As you may have heard last week, we have a new version of Oracle SQL Developer Data Modeler now available as an Early Adopter release. Version 3.3 has quite a few new features and I’ll be previewing them here.
Today’s topic is our new Excel integration. It builds off of last week’s lesson: Search, so you may want to go read that first.
They say it takes a village to raise a child. I say it takes a team to build a data model. You have your techie folks, your business folks, your in-betweeners, and your database geeks. Who gets to define how customers are represented and stored in your database? That data lives forever, so you better get it right from the beginning, or you’ll be living in a hacker’s paradise for years to come. Lots of good rantings, ravings, and advice on this topic in general on Karen Lopez’s (@datachick) blog.
But let’s say you are the primary modeler on a project. You dutifully interview the business folks for their requirements. You sit down and start to model and think you’re pretty close. Now you need someone to confirm your assumptions and provide some feedback. Do you send your model over? Take a screenshot and blow it up on a whiteboard? Export to HTML and let them take a magic marker to their monitors? Or maybe you bite the bullet and install your modeling software on their desktops and take the hours or days required to train them up on how to use the the tool.
Wouldn’t it be nice if they could just mark up their corrections in Excel and let you suck the updates back in?
This is what we have started to build in Oracle SQL Developer Data Modeler.
Let’s say you have a new table called ‘UT_STARTUPS.’ It looks a little something like this:
What I would like to do is have my team or co-worker review how I have defined those columns. Perhaps TIMESTAMP is overkill or maybe the column names themselves aren’t up to snuff.
What I am going to do is now search for all the columns in my table, then export that to Excel.
So do a search for UT_STARTUPS.
With the filter set to ‘Columns,’ if I do a report I’ll be only getting the columns that are resolving to my search term. So as long as my table name is unique in the model, I should get what I’m looking for.
Here’s what I see when I click on the Report button:
I want to decide how the Column data is exported to Excel though, so I’m going to create a report template that I can use going forward.
So click the ‘Manage’ button and setup a new template. I’m going to call mine ‘CollaborativeDevelopment.’
Once this is set, I’ll have the XLS file generated, and get to work 🙂
Now let the Excel junkies do their stuff
Note that not ALL of the report properties are update-able (yes, I made up a new word there) via Excel. We’ll have the full list of properties documented going forward, but in my Excel sheet, note that I can’t change the table name or the data types for the columns.

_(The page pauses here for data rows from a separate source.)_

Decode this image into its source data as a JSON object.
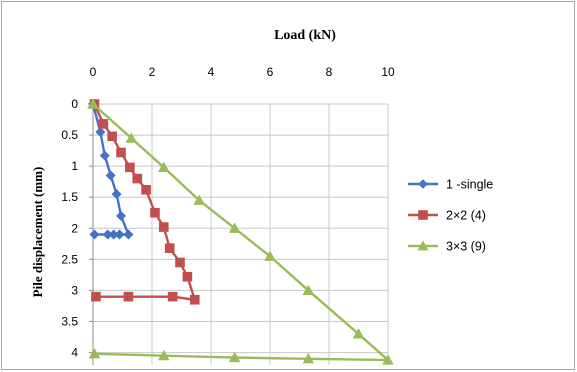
{
  "chart_data": {
    "type": "line",
    "title": "Load (kN)",
    "ylabel": "Pile displacement (mm)",
    "xlabel": "",
    "xlim": [
      0,
      10
    ],
    "ylim": [
      0,
      4.2
    ],
    "y_inverted": true,
    "x_axis_position": "top",
    "x_ticks": [
      "0",
      "2",
      "4",
      "6",
      "8",
      "10"
    ],
    "y_ticks": [
      "0",
      "0.5",
      "1",
      "1.5",
      "2",
      "2.5",
      "3",
      "3.5",
      "4"
    ],
    "grid": true,
    "legend_position": "right",
    "series": [
      {
        "name": "1 -single",
        "color": "#4472c4",
        "marker": "diamond",
        "points": [
          [
            0.0,
            0.0
          ],
          [
            0.25,
            0.45
          ],
          [
            0.4,
            0.83
          ],
          [
            0.6,
            1.15
          ],
          [
            0.8,
            1.45
          ],
          [
            0.95,
            1.8
          ],
          [
            1.2,
            2.1
          ],
          [
            0.9,
            2.1
          ],
          [
            0.7,
            2.1
          ],
          [
            0.5,
            2.1
          ],
          [
            0.05,
            2.1
          ]
        ]
      },
      {
        "name": "2×2 (4)",
        "color": "#c0504d",
        "marker": "square",
        "points": [
          [
            0.05,
            0.0
          ],
          [
            0.35,
            0.32
          ],
          [
            0.65,
            0.52
          ],
          [
            0.95,
            0.78
          ],
          [
            1.25,
            1.02
          ],
          [
            1.5,
            1.2
          ],
          [
            1.8,
            1.38
          ],
          [
            2.1,
            1.75
          ],
          [
            2.4,
            1.98
          ],
          [
            2.6,
            2.32
          ],
          [
            2.95,
            2.55
          ],
          [
            3.2,
            2.78
          ],
          [
            3.45,
            3.15
          ],
          [
            2.7,
            3.1
          ],
          [
            1.2,
            3.1
          ],
          [
            0.1,
            3.1
          ]
        ]
      },
      {
        "name": "3×3 (9)",
        "color": "#9bbb59",
        "marker": "triangle",
        "points": [
          [
            0.0,
            0.0
          ],
          [
            1.3,
            0.55
          ],
          [
            2.4,
            1.02
          ],
          [
            3.6,
            1.55
          ],
          [
            4.8,
            2.0
          ],
          [
            6.0,
            2.45
          ],
          [
            7.3,
            3.0
          ],
          [
            9.0,
            3.7
          ],
          [
            10.0,
            4.12
          ],
          [
            7.3,
            4.1
          ],
          [
            4.8,
            4.08
          ],
          [
            2.4,
            4.05
          ],
          [
            0.05,
            4.02
          ]
        ]
      }
    ]
  }
}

Here’s my input for the designer/architect/database dude:
Save the file, email it back to your modeler.
Update the model from Excel
If everything goes right, you’ll see a nice confirmation message:
Another to-do item on tap – making this dialog more informative. We’ll be showing exactly what in your model was updated from Excel.
Let’s take another look at the model now
Why are we doing this again?
The goal is to reduce the number of round-trips from the modeler and the business process owner. One is used to working with Excel – why not allow them to mark up their changes in the tool they already know?